In the free dance, the team presented a futuristic performance to the Fifth Element soundtrack which featured three level-four lifts. They fell off a little bit during their twizzles, but managed to captivate the audience with an interesting choreography. Overall, they didn’t have any major mistakes, but weren’t too strong on a technical level, which resulted in a second place free dance score of 105.14. Their total score was 175.10.

“Of course, we are disappointed about the result, but we had a lot of fun,” Misato explained with a bitter smile. “There were many spectators and they gave us a lot of power. From now on, we want to focus on training to become better. We experienced how it feels like to be an athlete. We want to work on our skills and improve.”

The husband-and-wife team reflected that Japan had the weakest result at the Olympics last season.

“When we met our coach, we started from the very beginning and viewed this season as a challenge,” said Misato. “We were able to overcome many hurdles and came one step closer to our goal.”

“One of our dreams became true, but we also had regrets and cried a lot,” added Takeru. “We had a strong feeling that we had to give much more. I don’t like to use the word rival, but thanks to all the other teams who are competing with us, we became much stronger. After this competition, there are many new steps we want to climb to reach our goal.”

Third place went to the young American-Japanese team of Nicole Takahashi and Shiloh Judd, who both experienced their first time competing at the national level. They sat in third after the rhythm dance (52.01). Their fourth-place (78.25) free dance to music from Interstellar was highlighted by a strong level-two curve lift, level four straightline lift and twizzles. During their dance spin, they seemed to have lost track for a second, but aside from this glitch, they were able to secure third place with a total of 130.26 points.

“It was our first time competing at nationals, and traveling to Japan was very exhausting,” said Takahashi. “We are not totally satisfied with the performance, but we made some improvement, so from now on, we want to do our best.”

“We had a few mistakes,” agreed Judd, “but it was a great experience, great skaters and great teams. We thought it was a huge improvement for us.”

The new team wasn’t able to compete at nationals last season, so they felt it was important to give a good performance at this event. It was indeed a tough year as they had just started their partnership and went through this season with no competition. There was no “guide” for them to show what and where to improve in terms of levels.

“All the experiences we collected in the last competitions were very important for us,” said Takahashi. “We are only in our second year as a team, but it still feels like our first one.”

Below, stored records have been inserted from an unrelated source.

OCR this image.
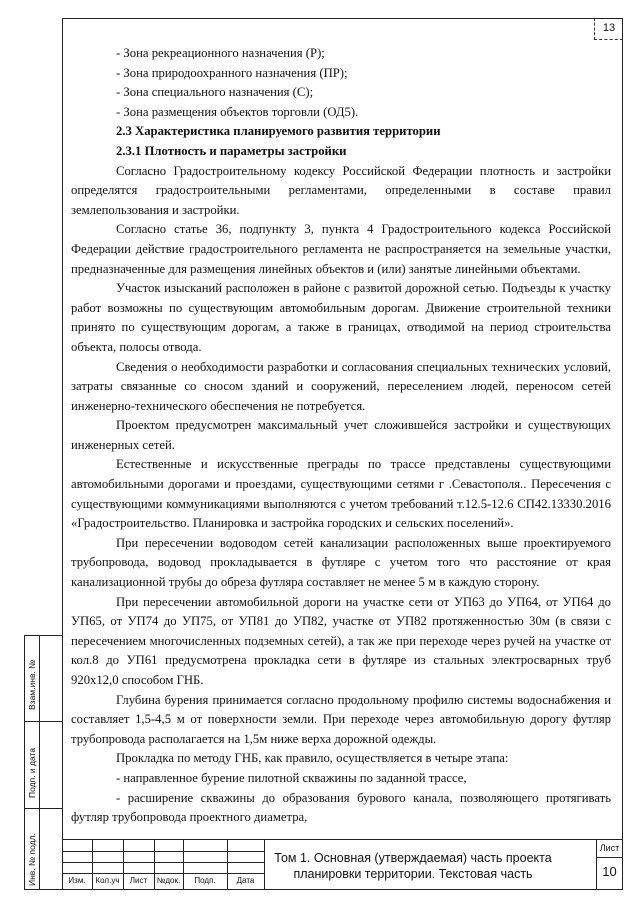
13

- Зона рекреационного назначения (Р);

- Зона природоохранного назначения (ПР);

- Зона специального назначения (С);

- Зона размещения объектов торговли (ОД5).

2.3 Характеристика планируемого развития территории

2.3.1 Плотность и параметры застройки

Согласно Градостроительному кодексу Российской Федерации плотность и застройки определятся градостроительными регламентами, определенными в составе правил землепользования и застройки.

Согласно статье 36, подпункту 3, пункта 4 Градостроительного кодекса Российской Федерации действие градостроительного регламента не распространяется на земельные участки, предназначенные для размещения линейных объектов и (или) занятые линейными объектами.

Участок изысканий расположен в районе с развитой дорожной сетью. Подъезды к участку работ возможны по существующим автомобильным дорогам. Движение строительной техники принято по существующим дорогам, а также в границах, отводимой на период строительства объекта, полосы отвода.

Сведения о необходимости разработки и согласования специальных технических условий, затраты связанные со сносом зданий и сооружений, переселением людей, переносом сетей инженерно-технического обеспечения не потребуется.

Проектом предусмотрен максимальный учет сложившейся застройки и существующих инженерных сетей.

Естественные и искусственные преграды по трассе представлены существующими автомобильными дорогами и проездами, существующими сетями г .Севастополя.. Пересечения с существующими коммуникациями выполняются с учетом требований т.12.5-12.6 СП42.13330.2016 «Градостроительство. Планировка и застройка городских и сельских поселений».

При пересечении водоводом сетей канализации расположенных выше проектируемого трубопровода, водовод прокладывается в футляре с учетом того что расстояние от края канализационной трубы до обреза футляра составляет не менее 5 м в каждую сторону.

При пересечении автомобильной дороги на участке сети от УП63 до УП64, от УП64 до УП65, от УП74 до УП75, от УП81 до УП82, участке от УП82 протяженностью 30м (в связи с пересечением многочисленных подземных сетей), а так же при переходе через ручей на участке от кол.8 до УП61 предусмотрена прокладка сети в футляре из стальных электросварных труб 920х12,0 способом ГНБ.

Глубина бурения принимается согласно продольному профилю системы водоснабжения и составляет 1,5-4,5 м от поверхности земли. При переходе через автомобильную дорогу футляр трубопровода располагается на 1,5м ниже верха дорожной одежды.

Прокладка по методу ГНБ, как правило, осуществляется в четыре этапа:

- направленное бурение пилотной скважины по заданной трассе,

- расширение скважины до образования бурового канала, позволяющего протягивать футляр трубопровода проектного диаметра,

Взам.инв. №
Подп. и дата
Инв. № подл.	Изм.	Кол.уч	Лист	№док.	Подп.	Дата
Том 1. Основная (утверждаемая) часть проекта планировки территории. Текстовая часть
Лист
10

“This year we worked very quickly to come up with the elements we can use this season,” Judd summed up. “Overall, this (result) shows a lot of work that we’ve done as far as building our friendship, partnership and skills.”

Akari Kinoshita and Takahiko Tamura placed fourth (128.69).

Muramoto and Takahashi were selected by the Japanese Skating Federation to compete at both the Four Continents and World Figure Skating Championships. Misato Komatsubara and Takeru Komatsubara will compete at Four Continents, as well.